Vivimos nuestras vidas basándonos en historias. Historias sobre ser irlandés o ser negro. Sobre trabajar duro o inyectarse heroína. Ser hombre o mujer. Y nos pasamos la vida buscando pruebas -datos y testimonios- que apoyen nuestras historias. Como escritor, uno reconoce esa parte de la naturaleza humana. Cada vez que uno crea un personaje, ve el mundo con los ojos de ese personaje y busca los detalles que hacen que esa realidad sea la única realidad verdadera.
Como el jurista que defiende un caso en el tribunal, uno se convierte en el abogado que intenta que el lector acepte la verdad de la visión del mundo de su personaje. Uno quiere darle al lector un respiro de su vida. De la historia de su vida.
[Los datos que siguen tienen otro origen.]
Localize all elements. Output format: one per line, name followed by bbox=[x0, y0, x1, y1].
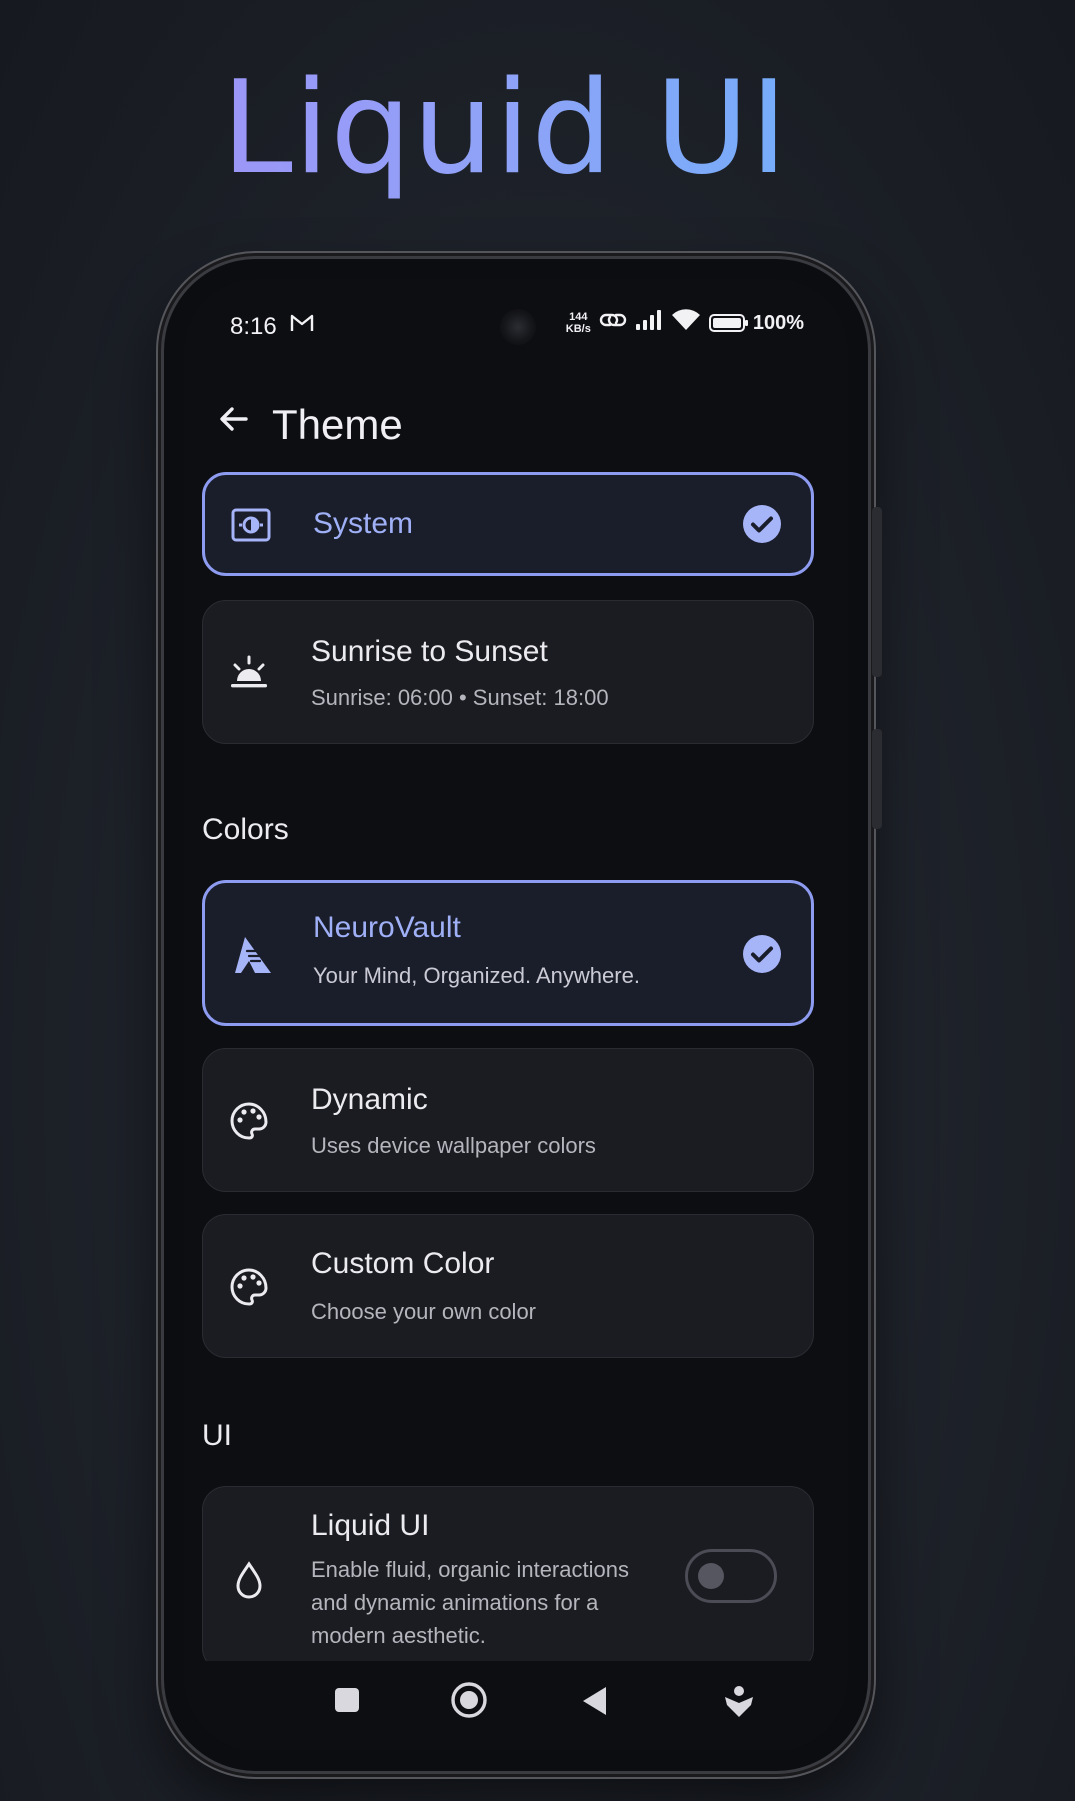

Así es como creo un personaje. Tiendo a darle a cada personaje una educación y un conjunto de habilidades que limiten su visión del mundo. Una mujer de la limpieza ve el mundo como una serie interminable de manchas que quitar. Una modelo ve el mundo como una serie de competidoras por la atención del público. Un estudiante fracasado de medicina no ve nada más que los lunares y los temblores que pueden ser las señales tempranas de una enfermedad terminal.
Durante el mismo período en que empecé a escribir, mis amigos y yo empezamos una tradición semanal llamada «noche de juegos». Cada domingo por la tarde nos reuníamos para jugar a los típicos juegos de fiesta, como la charada. Había noches en que nunca empezábamos a jugar. Lo único que nos hacía falta era una excusa, y a veces una estructura, para reunimos. Si yo estaba atascado con mi escritura, hacía lo que más adelante llamaría «sembrar en el grupo». Sacaba un tema de conversación, tal vez contaba alguna breve anécdota graciosa e incitaba a la gente a que me contara sus propias versiones.
Mientras escribía Superviviente, saqué el tema de los trucos de limpieza y la gente se pasó horas dándome consejos. En Asfixia fueron los anuncios en clave de los servicios de seguridad. En Diario conté historias sobre lo que me había encontrado, o bien sobre lo que yo había dejado, sellado entre las paredes de las casas en las que había trabajado. Mis amigos escuchaban mi puñado de historias y me contaban las suyas. Y sus invitados contaban las de ellos. Y en una sola noche ya tuve bastantes para un libro.
De esta forma, incluso el acto solitario de la escritura se convierte en excusa para estar con gente. Y, a su vez, la gente alimenta la narración.
A solas. Con gente. Realidad. Ficción. Es un ciclo.
Comedia. Tragedia. Luz. Oscuridad. Se definen entre ellos.
Y funciona, pero solo si uno no se queda demasiado tiempo varado en uno de los dos lados.